Под конец двери залы растворились, сейчас же за ними начиналась лестница. Некоторые из дворян взяли у слуг подсвечники и выстроились по обе стороны на ступенях. Впереди чествуемой четы шли принцессы королевского дома, на расстоянии следовали другие дамы и кавалеры. Посредине Генрих вел на поднятой руке свою Габриель; им светили, они подымались. «Торжественная церемония!» — ощущал Генрих, молодой и окрыленный. Торжественность была нарушена или, пожалуй, даже усилена тем, что больная почувствовала себя дурно, и возлюбленному пришлось подхватить ее и почти нести наверх; они опередили сопровождающих, последние огни оставили где-то внизу и сами погрузились в смутное мерцание, подобное туману в слабом лунном свете, и скрылись из виду, словно растаяли.
Дама в маске
Париж давным-давно готов был впустить короля. Даже герцог де Фериа[46]

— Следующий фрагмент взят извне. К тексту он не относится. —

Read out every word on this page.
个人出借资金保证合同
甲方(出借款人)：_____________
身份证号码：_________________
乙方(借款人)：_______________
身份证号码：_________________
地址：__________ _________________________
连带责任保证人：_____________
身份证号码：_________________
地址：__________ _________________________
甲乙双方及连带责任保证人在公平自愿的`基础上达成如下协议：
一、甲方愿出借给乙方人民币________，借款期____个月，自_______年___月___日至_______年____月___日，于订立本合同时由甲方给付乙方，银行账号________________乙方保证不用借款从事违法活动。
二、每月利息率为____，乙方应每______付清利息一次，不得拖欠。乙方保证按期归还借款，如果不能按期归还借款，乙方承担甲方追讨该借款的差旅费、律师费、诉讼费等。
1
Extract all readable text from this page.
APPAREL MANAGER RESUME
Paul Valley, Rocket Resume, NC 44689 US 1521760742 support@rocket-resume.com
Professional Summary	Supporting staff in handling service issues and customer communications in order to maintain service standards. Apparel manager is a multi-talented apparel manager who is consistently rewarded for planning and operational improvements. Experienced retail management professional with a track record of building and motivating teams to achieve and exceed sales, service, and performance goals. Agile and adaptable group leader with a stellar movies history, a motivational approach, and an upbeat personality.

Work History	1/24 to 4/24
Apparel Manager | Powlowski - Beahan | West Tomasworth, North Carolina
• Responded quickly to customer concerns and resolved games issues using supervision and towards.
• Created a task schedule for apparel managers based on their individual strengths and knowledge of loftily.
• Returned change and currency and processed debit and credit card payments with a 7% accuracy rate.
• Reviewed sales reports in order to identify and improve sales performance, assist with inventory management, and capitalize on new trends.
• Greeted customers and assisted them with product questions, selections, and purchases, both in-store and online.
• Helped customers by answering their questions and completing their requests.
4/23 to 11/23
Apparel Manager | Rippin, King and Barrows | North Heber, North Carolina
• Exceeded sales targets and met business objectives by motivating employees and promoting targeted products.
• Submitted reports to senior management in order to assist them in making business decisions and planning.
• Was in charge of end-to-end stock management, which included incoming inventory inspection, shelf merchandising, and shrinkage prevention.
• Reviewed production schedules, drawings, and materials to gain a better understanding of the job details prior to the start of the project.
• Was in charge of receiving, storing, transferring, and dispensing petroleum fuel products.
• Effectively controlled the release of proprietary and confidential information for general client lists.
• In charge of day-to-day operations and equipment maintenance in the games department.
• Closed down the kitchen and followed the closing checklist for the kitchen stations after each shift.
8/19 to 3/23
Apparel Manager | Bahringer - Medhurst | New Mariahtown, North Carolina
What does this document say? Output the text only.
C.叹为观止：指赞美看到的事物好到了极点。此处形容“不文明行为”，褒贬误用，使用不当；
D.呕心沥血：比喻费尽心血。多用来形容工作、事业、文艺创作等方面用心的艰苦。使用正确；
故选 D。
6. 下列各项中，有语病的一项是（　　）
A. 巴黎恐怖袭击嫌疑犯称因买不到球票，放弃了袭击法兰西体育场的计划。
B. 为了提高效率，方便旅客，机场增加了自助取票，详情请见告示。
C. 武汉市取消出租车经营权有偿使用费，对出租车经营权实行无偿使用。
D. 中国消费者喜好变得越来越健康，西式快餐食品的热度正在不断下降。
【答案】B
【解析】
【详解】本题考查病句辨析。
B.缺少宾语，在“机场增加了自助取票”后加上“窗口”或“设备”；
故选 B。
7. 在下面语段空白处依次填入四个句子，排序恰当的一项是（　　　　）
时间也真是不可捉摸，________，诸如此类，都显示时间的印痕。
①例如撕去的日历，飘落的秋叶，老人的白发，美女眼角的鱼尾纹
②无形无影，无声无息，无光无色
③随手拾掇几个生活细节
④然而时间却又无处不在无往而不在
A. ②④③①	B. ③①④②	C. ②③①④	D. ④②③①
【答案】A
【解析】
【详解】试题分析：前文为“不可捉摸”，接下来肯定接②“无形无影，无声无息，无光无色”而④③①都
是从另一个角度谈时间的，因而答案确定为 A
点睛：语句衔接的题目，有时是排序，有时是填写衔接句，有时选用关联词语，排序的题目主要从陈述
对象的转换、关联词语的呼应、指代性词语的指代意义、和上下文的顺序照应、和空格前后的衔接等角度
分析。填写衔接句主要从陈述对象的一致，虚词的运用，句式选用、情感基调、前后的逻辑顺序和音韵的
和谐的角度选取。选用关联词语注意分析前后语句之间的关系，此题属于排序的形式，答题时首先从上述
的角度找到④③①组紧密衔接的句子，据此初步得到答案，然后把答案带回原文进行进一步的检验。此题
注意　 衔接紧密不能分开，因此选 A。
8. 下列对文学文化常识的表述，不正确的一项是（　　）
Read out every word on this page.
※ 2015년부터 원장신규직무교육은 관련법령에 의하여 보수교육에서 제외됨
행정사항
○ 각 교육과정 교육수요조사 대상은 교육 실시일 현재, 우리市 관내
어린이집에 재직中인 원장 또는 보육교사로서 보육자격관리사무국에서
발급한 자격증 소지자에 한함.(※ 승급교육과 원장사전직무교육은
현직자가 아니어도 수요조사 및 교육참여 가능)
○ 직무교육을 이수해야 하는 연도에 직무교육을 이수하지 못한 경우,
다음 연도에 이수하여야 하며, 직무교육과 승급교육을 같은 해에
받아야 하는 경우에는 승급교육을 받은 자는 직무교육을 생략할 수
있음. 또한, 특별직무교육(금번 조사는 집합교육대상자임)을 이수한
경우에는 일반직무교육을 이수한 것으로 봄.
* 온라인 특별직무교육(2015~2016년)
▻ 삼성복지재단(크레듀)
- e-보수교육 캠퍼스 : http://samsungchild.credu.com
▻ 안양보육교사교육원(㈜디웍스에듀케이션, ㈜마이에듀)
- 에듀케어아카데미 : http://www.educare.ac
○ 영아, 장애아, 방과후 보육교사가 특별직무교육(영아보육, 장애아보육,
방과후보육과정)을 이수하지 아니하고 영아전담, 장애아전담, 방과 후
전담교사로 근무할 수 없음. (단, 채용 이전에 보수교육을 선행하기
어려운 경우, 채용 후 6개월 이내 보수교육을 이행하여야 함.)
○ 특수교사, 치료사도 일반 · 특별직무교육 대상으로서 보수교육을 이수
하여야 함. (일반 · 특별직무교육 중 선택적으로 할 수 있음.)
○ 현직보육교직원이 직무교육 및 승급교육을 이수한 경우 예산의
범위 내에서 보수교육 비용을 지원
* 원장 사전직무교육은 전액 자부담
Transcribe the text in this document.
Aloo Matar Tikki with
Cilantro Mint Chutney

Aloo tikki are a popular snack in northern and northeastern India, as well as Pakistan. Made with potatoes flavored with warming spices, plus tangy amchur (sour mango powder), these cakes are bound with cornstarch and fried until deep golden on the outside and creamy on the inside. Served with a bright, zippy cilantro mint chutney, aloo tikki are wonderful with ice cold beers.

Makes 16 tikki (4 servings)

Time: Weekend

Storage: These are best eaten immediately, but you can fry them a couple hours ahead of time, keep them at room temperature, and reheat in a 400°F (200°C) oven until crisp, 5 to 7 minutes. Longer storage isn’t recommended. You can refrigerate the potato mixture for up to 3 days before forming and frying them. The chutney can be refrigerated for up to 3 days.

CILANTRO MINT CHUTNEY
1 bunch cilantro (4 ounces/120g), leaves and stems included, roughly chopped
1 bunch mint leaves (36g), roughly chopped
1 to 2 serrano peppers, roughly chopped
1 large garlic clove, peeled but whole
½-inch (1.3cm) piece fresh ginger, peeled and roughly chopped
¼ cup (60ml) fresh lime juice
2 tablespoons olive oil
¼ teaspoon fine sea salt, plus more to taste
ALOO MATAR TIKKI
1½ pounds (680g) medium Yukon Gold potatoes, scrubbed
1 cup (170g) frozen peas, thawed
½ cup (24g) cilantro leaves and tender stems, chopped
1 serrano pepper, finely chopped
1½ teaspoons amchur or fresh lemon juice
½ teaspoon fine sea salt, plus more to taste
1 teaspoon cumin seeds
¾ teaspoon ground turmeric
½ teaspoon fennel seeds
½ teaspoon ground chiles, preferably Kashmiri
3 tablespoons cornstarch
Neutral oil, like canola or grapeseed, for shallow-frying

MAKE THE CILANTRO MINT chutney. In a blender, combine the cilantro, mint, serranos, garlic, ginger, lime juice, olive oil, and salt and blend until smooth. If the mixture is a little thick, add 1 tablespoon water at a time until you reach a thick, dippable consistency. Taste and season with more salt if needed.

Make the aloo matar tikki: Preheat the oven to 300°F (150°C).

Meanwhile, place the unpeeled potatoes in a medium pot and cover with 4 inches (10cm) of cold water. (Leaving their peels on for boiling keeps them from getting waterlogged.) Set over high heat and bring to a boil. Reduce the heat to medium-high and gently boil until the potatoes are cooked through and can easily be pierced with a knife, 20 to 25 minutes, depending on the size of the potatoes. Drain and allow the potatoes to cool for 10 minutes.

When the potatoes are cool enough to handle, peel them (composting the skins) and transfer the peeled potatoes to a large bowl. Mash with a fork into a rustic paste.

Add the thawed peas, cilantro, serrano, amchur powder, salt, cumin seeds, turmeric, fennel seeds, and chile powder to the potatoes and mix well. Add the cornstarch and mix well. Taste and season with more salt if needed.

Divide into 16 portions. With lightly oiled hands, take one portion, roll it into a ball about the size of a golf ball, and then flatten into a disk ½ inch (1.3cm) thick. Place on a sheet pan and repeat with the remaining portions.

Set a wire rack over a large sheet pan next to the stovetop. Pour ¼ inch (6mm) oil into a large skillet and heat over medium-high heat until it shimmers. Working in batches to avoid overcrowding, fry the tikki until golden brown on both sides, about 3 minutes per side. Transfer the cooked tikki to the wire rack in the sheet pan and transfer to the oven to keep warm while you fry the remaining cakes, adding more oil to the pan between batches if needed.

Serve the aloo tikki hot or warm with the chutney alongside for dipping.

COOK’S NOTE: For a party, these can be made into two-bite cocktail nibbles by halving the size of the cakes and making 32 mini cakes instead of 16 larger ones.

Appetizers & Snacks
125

, который все еще состоял наместником его католического величества в Париже, и тот не верил в существование испанской партии. Опасаться можно было разве что упорства отдельных неисправимых упрямцев и страха других, не рассчитывавших на прощение. Вожди Лиги с Майенном во главе постарались на всякий случай понадежней укрыться вместе со своим движимым имуществом. А ни один из шестнадцати начальников столичных округов не упустил случая втайне заверить короля в своей преданности; пресловутый портной лишь забежал вперед в ту пору, когда враги короля повесили королевского верховного судью. Конец зверствам! Проповедники, с амвона призывавшие к зверствам, больше не имели успеха у народа, скорее они сами были под угрозой. Народ тем временем настроился снисходительно и миролюбиво и готов был даже творить насилие, дабы могло восторжествовать добро. Вследствие этого возникали бунты; правда, их подавляли, но больше для виду. Какой же властитель, хотя бы только по имени, добровольно сложит полномочия и уберется восвояси, пока у него есть оружие — пускай одно оружие, даже без рук. Испанский военачальник располагал четырьмя тысячами чужеземных солдат, которых хватало только на охрану валов и ворот.Королю не удастся так просто войти в город. С четырьмя тысячами солдат сладить легко — труднее с добротой народа, ожидающего доброго короля. Король разрешил парижанам добывать припасы за городскими стенами и есть досыта; как же может он теперь обстреливать их дома и посреди резни ворваться в свою столицу? Ему этот путь закрыт. Он должен действовать в согласии со своей славой в народе и овладеть властью, как подобает народнейшему королю. Генрих потратил несколько недель на то, чтобы нарочито раздуть молву о своей доступности. Nihil est tam populate quam bonitas. Как-то раз он снова заблудился на охоте, что всегда создает удобные случаи; в два часа ночи добрался один до какого-то дома — это оказался отнюдь не разбойничий вертеп. Дом принадлежал одному из чиновников его финансового ведомства, что не было для него полной неожиданностью: он хорошо изучил свое королевство. Но девица, которая вышла к нему, его не признала, он попросту сказал, кто он такой, поел немного хлеба с маслом и улегся не в постель, а на пол перед очагом, утром же пожелал прежде всего прослушать мессу: за три мили пришлось везти священника. Может ли король быть более скромен и обращенный еретик более благочестив!